NOTE--THESE TYPES OF CAPS CAN HOLD A CHARGE FOR A LONG TIME AND GIVE QUITE A PAINFUL ZAP IF THE CHARGE IS NOT BLED OFF AND YOU CONTACT THE 2 TERMINALS! GOOD DESIGNS TEND TO HAVE BLEED RESISTORS, BUT I HAVE COMMERCIAL AMPS FROM REGARDED BRANDS THAT DO NOT HAVE BLEED RESISTORS.

SAFETY IS YOUR #1 PRIORITY!

If you use that Mouser link in post#3 and apply filters to the search results, then compare the pictures on that page vs. the actual parts on your board, you should be able to figure it out.

YOU DEFINITELY NEED TO DO SOME MORE COMPARISONS AND RESEARCH ON YOUR OWN TO BE SURE.
 
S

stasik80

Enthusiast
Yes, Im aware that the caps can hold a charge. I dont have extensive electronics experience but I have some. What I was taught to do with large capacitors is to short the terminals to bleed the charge. When I did that on these, one sparked which I assume mean that it still carried a charge.
 
slipperybidness

slipperybidness

Audioholic Spartan
Yes, Im aware that the caps can hold a charge.
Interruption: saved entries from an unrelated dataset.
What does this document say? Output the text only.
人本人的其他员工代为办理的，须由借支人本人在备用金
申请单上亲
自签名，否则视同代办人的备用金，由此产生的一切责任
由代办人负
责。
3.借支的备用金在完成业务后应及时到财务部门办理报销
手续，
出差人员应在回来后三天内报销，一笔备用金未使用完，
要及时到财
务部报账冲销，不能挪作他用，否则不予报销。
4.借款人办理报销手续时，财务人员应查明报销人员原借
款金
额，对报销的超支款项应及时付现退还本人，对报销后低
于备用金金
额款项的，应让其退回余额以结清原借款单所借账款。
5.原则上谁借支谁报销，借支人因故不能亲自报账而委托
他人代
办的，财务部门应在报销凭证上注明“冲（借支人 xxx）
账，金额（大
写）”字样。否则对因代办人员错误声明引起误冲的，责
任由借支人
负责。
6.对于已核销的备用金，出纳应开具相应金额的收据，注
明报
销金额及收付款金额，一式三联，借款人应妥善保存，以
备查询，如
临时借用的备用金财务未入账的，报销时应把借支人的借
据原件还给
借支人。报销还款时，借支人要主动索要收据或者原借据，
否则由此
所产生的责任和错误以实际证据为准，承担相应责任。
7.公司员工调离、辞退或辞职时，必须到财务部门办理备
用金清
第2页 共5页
I dont have extensive electronics experience but I have some. What I was taught to do with large capacitors is to short the terminals to bleed the charge. When I did that on these, one sparked which I assume mean that it still carried a charge.
LOL!

You would be better served to use a resistor to connect the terminals, leave it there and let it bleed away the charge. Of course, you need a resistor that can handle enough power to not burn itself out.